昨日は「東方三賢者の日」で、ここBW州では祝日。
これは、カソリック系の祝日なので、プロテスタントの強い北ドイツでは、祝日ではなく、子供たちが各戸を訪問して歌って寄付を集める習慣もないそうだ。
恵子と賢浩は、「Sternsinger」として、1月2日、5日、6日の3日間、このボランティア活動に参加した。通常は、東方の三賢者に扮した子供3人と付き添いの大人の4人ひとチームで、割り振られた地域を回る。今年は17グループで、わが町を隅々までまわった。17グループのうち、3グループは子供が4人だったそうだ。それなら18グループ作ればいいと思うのだが、付き添いしてくれる大人の数が足りなく、恵子たちのグループは、大人なしで、子供3人でまわった と言っていた。
子供の役割は、歌うことと寄付をお願いすること。付き添いの大人の役割は、訪問した家のドアに「20*C+M+B+12」とチョークで書くこと、留守だった場合は、郵便受けに寄付のお願いと振込用紙を投函すること、そして、どの家を回るか、リストをチェックしていくこと。
恵子たちのグループは、14歳、13歳、12歳の女の子たちのグループで、恵子をのぞく二人は、家族ぐるみで教会活動に深くかかわっているので、大人なしでも大丈夫と判断されたのだろう。でも、「あれ、子供だけなの?」と質問されたこともあったらしい。
二人とも、毎回、ものすごい数のお菓子をもらって帰ってきた。ドイツ人でも、北ドイツから引っ越してきた人は、この「Strensinger」の習慣をしらないから、仮装している子供を見て、ハロウィンと勘違いして、お菓子だけをくれた人もいた、と言っていた。
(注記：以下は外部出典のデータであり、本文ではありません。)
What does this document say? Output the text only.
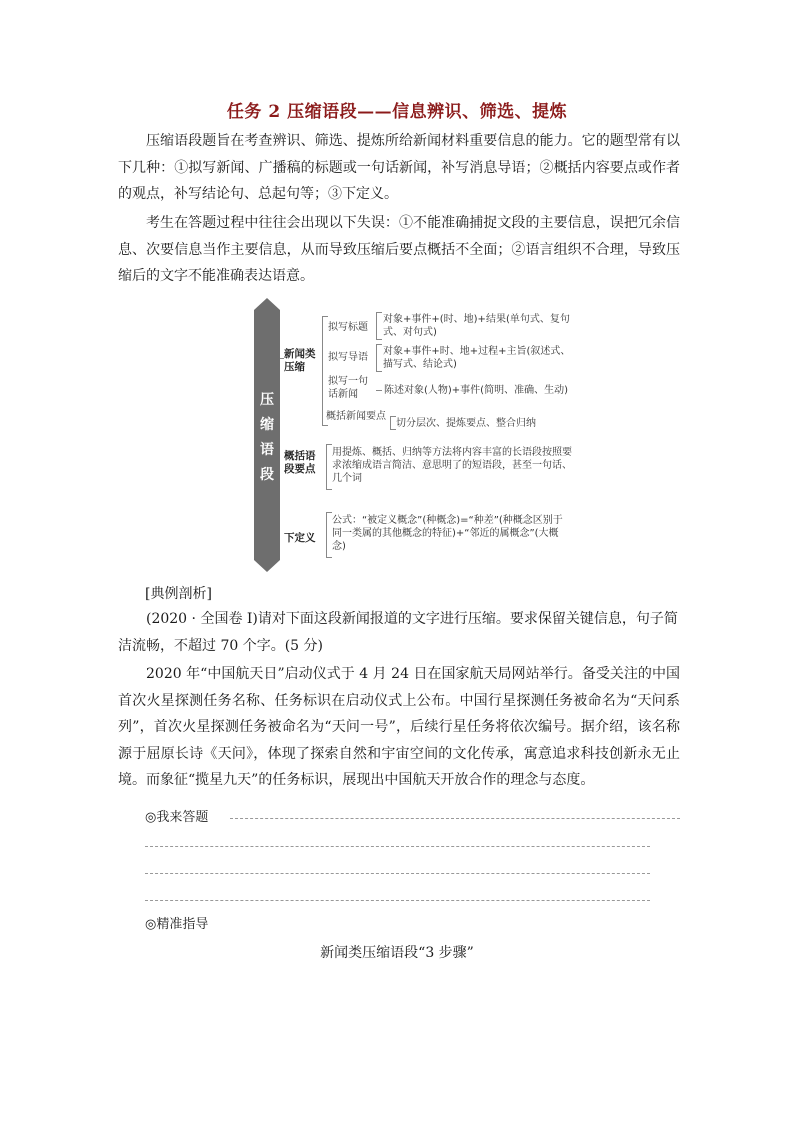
任务 2 压缩语段——信息辨识、筛选、提炼

压缩语段题旨在考查辨识、筛选、提炼所给新闻材料重要信息的能力。它的题型常有以下几种：①拟写新闻、广播稿的标题或一句话新闻，补写消息导语；②概括内容要点或作者的观点，补写结论句、总起句等；③下定义。

考生在答题过程中往往会出现以下失误：①不能准确捕捉文段的主要信息，误把冗余信息、次要信息当作主要信息，从而导致压缩后要点概括不全面；②语言组织不合理，导致压缩后的文字不能准确表达语意。

压
缩
语
段
新闻类
压缩
拟写标题
对象+事件+(时、地)+结果(单句式、复句式、对句式)
拟写导语
对象+事件+时、地+过程+主旨(叙述式、描写式、结论式)
拟写一句话新闻	陈述对象(人物)+事件(简明、准确、生动)
概括新闻要点
切分层次、提炼要点、整合归纳
概括语
段要点
用提炼、概括、归纳等方法将内容丰富的长语段按照要求浓缩成语言简洁、意思明了的短语段，甚至一句话、几个词
下定义
公式：“被定义概念”(种概念)=“种差”(种概念区别于同一类属的其他概念的特征)+“邻近的属概念”(大概念)
[典例剖析]

(2020 · 全国卷 Ⅰ)请对下面这段新闻报道的文字进行压缩。要求保留关键信息，句子简洁流畅，不超过 70 个字。(5 分)

2020 年“中国航天日”启动仪式于 4 月 24 日在国家航天局网站举行。备受关注的中国首次火星探测任务名称、任务标识在启动仪式上公布。中国行星探测任务被命名为“天问系列”，首次火星探测任务被命名为“天问一号”，后续行星任务将依次编号。据介绍，该名称源于屈原长诗《天问》，体现了探索自然和宇宙空间的文化传承，寓意追求科技创新永无止境。而象征“揽星九天”的任务标识，展现出中国航天开放合作的理念与态度。

◎我来答题
◎精准指导
新闻类压缩语段“3 步骤”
でも、メインは、寄付を募ること。今年は、「マリ」の協会の慈善団体に寄付するのが目的。明らかに、居留守を使う人もかなりいるらしい。まあ、私も、このStrensingerには、何の思い入れもないので、1年に約10件ぐらい、いろいろな団体、寄付をお願いしますとうちに来るのだけど、そのひとつに過ぎない。Sternsingerについては、自分や近所の子供たちが関与しているから積極的にドアを開け、寄付をしてお菓子をあげる、ということをしているまで。居留守を使う人の気持ちもわからないではない。賢浩が、「いるのに、ドアを開けない。」「50セントしか寄付しない人がいた。」とか、文句を言ったので、「寄付は、強制するものじゃないから。たとえ1セントでも、寄付する義務はないのだから、寄付してくれたら、ありがたいと思わなくてはダメだよ。」とたしなめた。昨日は、気前よく50ユーロを寄付してくれたおじいさんがいたそうだ。その人は、「うちにお菓子がないから、これでみんなで買いなさい」と賢浩たち4人に20ユーロをくれたので、4人で5ユーロづつわけたらしい。
昨日もおとといも雪やみぞれで、寒いかった。特におとといは、ものすごい吹雪で、こんななか外に出るのは、かわいそうに思った。子供たちは足元がビシャビシャに濡れ手いる状態で家に帰ってきた。しかも、かえって来る時間が遅い、恵子は、初日は9時過ぎ、そのほかの日でもいつも8時過ぎ。外周りが終わった後、教会の集会所で着替え、顔のドーランを落とし、少し軽食を食べたりできるのだそうだ。だから、実際には、9時まで募金活動をしているわけではないが、それでも、6時ぐらいまでには終わるべきではないかと思った。確かに、お菓子はたくさんもらえるけど、大きい子には魅力あるボランティアとは思わない。恵子たちのグループは、年齢的に上から2番目のグループだったらしく、恵子以外の子は、親が教会活動に深くかかわっている人たち。教会に関係なかったら、あえてやりたいとは思わないのではないかと思う。でも、恵子は、最初は嫌がっていたのに、「来年も頼まれたら、やってもいいと思っている。」と言った。
とにかく、今我が家はお菓子であふれている。ニコチャンは、「僕も、Strensingerやりたい!」と今から言っている。こんなにお菓子が目の前にあるのに、ニコちゃんは、まだ食べられる状態にはない。ニコチャンの口臭がすさまじい。手術の傷跡がいえていないから、仕方ないらしいが、すごく気になる。いつになったら、元に戻るのだろうか?